Though Catawba River is prominent in the nonprofit’s name, Catawba Riverkeeper advocates for all waters of the Catawba River Basin

Because of their involvement with our waterways and our work of making connections along the river and creeks, we meet from time to time to keep each other updated on projects. During a recent outdoor meeting at Valdese Lakeside Park (a trailhead for Burke River Trail), Ryan Carter, Policy Manager and Grant Buckner, Northern Basin Director for Catawba Riverkeeper, reviewed area conservation efforts for water, land and wildlife with Rep Blackwell and Burke River Trail Executive Director, Beth Heile.

The discussion started with the much needed and appreciated state funds coming to Valdese for restoration work on Hoyle Creek (thanks to Representative Blackwell), other legislation that would protect the headwaters of our river, and future legislative opportunities. Since the Catawba River flows into South Carolina (there as Wateree River), Carter works with legislators in both North and South Carolina. Ryan shared new ideas being proposed in that state regarding widened vegetative buffers along perennial waterways, ingenious legislation for tax credits to increase public trails, and harsher penalties for illegal tire dumping.

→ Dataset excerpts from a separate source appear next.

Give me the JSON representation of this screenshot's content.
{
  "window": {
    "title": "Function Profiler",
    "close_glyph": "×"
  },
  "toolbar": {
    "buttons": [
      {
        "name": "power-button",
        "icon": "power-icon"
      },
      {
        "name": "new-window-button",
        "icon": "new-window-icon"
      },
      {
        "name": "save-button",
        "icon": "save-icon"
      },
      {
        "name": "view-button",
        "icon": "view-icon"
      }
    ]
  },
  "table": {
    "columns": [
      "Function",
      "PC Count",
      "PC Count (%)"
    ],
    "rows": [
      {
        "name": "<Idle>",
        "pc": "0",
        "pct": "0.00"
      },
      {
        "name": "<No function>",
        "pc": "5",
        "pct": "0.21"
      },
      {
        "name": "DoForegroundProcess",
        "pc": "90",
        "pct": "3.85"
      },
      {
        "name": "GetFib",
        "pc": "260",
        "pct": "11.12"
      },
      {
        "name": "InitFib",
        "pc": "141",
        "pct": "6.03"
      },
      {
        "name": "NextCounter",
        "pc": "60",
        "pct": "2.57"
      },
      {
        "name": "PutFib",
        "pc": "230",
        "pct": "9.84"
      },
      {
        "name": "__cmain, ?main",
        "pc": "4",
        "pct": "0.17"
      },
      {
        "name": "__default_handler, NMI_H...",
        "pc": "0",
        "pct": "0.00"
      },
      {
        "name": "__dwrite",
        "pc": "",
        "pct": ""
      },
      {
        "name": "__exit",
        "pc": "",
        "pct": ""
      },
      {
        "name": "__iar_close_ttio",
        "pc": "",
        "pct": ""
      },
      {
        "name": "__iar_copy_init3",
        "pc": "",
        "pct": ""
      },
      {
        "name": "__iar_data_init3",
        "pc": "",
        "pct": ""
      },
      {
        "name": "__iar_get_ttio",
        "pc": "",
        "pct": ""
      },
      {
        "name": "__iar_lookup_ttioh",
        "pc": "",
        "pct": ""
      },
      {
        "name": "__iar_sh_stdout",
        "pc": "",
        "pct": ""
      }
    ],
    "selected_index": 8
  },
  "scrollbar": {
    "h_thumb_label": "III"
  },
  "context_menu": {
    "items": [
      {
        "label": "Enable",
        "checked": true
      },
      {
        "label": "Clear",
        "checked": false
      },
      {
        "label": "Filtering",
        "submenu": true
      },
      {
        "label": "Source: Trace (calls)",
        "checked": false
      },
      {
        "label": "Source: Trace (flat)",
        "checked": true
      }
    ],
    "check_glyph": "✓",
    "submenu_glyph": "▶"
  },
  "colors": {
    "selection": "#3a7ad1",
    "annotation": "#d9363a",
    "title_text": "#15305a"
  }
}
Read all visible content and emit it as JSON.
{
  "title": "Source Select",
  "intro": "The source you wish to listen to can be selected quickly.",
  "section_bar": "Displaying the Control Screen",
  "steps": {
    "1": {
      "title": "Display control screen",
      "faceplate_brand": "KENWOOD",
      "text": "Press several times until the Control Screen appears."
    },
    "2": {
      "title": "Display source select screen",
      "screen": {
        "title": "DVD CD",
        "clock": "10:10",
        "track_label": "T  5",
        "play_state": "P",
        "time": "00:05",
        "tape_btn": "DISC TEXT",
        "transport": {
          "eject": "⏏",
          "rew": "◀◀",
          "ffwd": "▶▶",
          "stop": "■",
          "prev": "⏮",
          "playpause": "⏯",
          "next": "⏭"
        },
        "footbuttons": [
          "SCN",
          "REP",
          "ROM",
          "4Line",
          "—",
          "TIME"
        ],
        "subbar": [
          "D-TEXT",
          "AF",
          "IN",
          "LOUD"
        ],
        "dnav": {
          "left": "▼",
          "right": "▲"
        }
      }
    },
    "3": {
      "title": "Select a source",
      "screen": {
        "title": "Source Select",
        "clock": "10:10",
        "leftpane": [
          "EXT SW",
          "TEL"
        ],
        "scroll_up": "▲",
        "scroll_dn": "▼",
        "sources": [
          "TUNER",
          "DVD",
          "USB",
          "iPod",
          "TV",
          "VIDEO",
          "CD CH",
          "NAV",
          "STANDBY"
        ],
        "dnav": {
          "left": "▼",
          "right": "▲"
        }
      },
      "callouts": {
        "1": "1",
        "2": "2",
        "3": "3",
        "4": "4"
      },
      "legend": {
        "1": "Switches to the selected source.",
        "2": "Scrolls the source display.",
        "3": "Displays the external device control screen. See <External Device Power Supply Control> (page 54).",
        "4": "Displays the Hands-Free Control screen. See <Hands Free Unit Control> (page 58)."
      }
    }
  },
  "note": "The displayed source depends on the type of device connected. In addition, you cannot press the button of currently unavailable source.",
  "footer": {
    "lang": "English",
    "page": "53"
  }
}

Grant Buckner, Watershed Manager- Northern Basin shared specifics of how creek restoration is the perfect time to add a hiking trail. Buckner has been involved with surveying Canoe, Hunting, McGalliard and Hoyle Creeks for erosion damage. Restoring creeks involves widening the creek with a gentle slope out. As that work is being done with heavy equipment and level areas created on each side, if trails are being planned this is a logical time for them to be constructed.

The two organizations are also looking at the health of the Henry Fork. This terminus of the Burke River Trail at Henry River Mill Village will provide hikers access to that river. They may want to just take in the view or put in a kayak for a paddle.

The partnership between these two nonprofits is an example of outdoor recreation and conservation blending for the good of everyone.